“逆輸入ボクサー”秋次克真「米国で8年やってきたことを見せたい」日本初陣で妻の支えに応える
◇Prime Video Boxing 15 バンタム級ノンタイトル戦 IBF5位・秋次克真《10回戦》ホセ・カルデロン(2026年4月11日 両国国技館)
天心―エストラダ戦の前座に出場する、IBF世界バンタム級5位の“逆輸入ボクサー”秋次克真が4日、都内の帝拳ジムで練習を公開した。日本初参戦に向け、力強いミット打ちなどを披露し「気持ちで戦うボクサーやぞ、と。米国で8年やってきたことを見せたい」と意気込んだ。
名門の興国高を中退し「アメリカンドリーム」をつかむため、19歳で単身渡米した異色の経歴の持ち主。それでも物価高の米国での生活に苦しみ「ここまできついとは正直思わなかった。何回もやめたかった」と明かす。
そんな苦境の中、23年6月にマッチングアプリで知り合った6歳年上の妻アシュリーさん(34)と結婚。悩んでいた時期には前向きな言葉をかけてくれ、減量末期にも温かく寄り添ってくれるという。「昔だったら自分勝手にできたが、今はできない。これを機にチャンスをつかみたい」。練習後には夫人から頬にキスされるなど、ラブラブぶりをアピール。愛する妻のためにも米国経由のジャパニーズドリームをかなえたい。

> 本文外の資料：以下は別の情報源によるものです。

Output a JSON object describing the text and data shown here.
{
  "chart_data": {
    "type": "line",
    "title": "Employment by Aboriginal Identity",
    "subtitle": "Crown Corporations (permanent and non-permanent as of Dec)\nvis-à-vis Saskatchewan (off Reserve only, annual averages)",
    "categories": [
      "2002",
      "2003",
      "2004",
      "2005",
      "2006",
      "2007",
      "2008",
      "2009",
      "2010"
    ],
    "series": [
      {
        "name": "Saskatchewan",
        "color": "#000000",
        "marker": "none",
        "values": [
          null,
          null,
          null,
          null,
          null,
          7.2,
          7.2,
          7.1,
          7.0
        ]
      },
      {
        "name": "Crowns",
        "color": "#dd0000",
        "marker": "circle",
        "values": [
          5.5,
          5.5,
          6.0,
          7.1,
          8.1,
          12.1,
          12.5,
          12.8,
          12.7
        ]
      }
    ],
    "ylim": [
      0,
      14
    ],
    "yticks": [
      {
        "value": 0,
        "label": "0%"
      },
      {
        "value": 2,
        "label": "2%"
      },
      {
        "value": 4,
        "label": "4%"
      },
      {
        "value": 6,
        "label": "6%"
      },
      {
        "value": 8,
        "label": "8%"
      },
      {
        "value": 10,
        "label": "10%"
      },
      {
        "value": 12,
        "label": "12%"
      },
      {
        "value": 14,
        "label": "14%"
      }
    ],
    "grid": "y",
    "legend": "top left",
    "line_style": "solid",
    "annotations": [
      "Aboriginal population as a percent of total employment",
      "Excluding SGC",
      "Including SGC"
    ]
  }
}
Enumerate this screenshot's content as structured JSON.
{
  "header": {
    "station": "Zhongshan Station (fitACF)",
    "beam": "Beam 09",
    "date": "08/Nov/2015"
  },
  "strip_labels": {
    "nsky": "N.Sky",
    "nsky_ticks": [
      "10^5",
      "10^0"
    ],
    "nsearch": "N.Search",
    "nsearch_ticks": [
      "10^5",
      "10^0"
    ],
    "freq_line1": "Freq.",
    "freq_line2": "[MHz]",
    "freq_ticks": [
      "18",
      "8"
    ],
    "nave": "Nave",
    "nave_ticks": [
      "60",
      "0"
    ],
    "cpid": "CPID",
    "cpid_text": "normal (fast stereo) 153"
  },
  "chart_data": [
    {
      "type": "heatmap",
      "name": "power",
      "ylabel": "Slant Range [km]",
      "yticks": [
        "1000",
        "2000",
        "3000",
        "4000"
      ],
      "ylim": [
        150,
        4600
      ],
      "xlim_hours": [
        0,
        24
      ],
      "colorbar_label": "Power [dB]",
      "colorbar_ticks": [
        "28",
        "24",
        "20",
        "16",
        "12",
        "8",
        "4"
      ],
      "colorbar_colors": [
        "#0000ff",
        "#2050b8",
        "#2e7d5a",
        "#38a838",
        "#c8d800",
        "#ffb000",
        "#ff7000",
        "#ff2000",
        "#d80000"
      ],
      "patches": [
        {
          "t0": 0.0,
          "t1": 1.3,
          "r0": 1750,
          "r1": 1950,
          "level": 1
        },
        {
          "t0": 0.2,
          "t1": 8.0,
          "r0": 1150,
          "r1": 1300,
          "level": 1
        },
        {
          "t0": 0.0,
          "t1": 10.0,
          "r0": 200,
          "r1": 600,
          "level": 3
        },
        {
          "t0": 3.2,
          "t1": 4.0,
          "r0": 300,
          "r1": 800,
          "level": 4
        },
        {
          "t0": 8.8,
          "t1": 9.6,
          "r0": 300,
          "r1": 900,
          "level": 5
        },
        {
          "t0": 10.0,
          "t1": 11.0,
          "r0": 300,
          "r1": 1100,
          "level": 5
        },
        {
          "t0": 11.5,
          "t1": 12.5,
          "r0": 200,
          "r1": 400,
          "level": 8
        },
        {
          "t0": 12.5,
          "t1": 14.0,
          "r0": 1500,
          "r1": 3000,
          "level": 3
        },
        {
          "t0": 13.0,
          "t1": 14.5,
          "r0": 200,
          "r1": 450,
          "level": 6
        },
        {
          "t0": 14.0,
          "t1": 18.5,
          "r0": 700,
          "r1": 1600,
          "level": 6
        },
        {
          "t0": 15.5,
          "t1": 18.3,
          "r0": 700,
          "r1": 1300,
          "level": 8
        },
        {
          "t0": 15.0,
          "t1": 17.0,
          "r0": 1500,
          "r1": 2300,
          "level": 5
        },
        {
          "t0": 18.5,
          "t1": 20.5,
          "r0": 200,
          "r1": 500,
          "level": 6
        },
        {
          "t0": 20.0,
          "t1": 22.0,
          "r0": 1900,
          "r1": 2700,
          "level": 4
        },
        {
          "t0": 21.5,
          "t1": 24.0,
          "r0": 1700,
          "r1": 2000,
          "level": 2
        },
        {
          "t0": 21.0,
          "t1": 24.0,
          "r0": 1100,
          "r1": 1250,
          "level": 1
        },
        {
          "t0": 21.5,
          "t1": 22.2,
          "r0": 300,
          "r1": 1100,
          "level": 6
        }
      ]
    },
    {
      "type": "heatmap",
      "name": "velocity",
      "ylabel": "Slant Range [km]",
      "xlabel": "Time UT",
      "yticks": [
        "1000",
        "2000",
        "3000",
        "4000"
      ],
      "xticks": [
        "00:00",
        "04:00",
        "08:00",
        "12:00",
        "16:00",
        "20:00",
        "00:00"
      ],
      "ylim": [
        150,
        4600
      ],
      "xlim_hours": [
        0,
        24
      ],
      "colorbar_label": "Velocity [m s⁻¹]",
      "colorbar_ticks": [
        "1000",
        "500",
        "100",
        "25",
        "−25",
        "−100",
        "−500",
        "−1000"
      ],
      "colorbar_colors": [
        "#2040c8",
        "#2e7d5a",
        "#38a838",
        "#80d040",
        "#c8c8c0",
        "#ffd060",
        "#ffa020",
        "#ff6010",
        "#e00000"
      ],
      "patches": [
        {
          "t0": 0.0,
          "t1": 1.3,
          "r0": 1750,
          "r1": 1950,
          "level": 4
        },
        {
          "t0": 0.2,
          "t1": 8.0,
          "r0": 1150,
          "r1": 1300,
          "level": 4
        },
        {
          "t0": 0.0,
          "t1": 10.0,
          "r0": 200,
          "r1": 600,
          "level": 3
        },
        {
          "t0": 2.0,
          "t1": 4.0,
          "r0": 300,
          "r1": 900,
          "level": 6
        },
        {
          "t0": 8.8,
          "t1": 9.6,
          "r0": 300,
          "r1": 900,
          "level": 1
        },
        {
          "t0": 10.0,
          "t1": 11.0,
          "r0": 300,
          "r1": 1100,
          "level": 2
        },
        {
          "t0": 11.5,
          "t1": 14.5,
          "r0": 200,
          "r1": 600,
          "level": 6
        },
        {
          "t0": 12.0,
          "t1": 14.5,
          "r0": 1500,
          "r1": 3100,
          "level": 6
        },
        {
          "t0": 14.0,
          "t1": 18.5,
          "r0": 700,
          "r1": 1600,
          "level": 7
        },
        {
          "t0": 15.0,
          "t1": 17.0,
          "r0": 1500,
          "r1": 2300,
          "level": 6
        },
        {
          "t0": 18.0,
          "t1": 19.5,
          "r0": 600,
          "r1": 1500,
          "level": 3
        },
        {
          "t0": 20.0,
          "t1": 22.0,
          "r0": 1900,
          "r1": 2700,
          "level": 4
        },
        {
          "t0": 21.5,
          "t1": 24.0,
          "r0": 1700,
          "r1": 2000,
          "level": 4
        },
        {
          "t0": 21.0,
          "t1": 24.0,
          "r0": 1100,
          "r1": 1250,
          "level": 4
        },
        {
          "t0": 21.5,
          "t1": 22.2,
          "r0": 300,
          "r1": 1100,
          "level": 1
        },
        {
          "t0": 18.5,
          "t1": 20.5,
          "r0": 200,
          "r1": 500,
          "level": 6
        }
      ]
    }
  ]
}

世界初挑戦に向けても内容が問われる一戦。「こんなに大きい舞台を用意していただいた。勝つだけではなく印象に残る勝利をしたい」と話し「KOも狙いたい。打ち合い?向こうがやりたいなら」とニヤリと笑い、日本初陣での快勝を見据えた。
◇秋次 克真(あきつぎ・かつま)1997年(平9)12月8日生まれ、和歌山市出身の28歳。7歳でボクシングを始めた。大阪・興国高ボクシング部に籍を置いていたが中退し、17歳のときに視察のために渡米。一時帰国し資金をためてから19歳で再び米国に渡り、本格的に拠点を移す。18年12月のデビューから全14戦を同地のリングで戦った。身長1メートル68の左ボクサーファイター。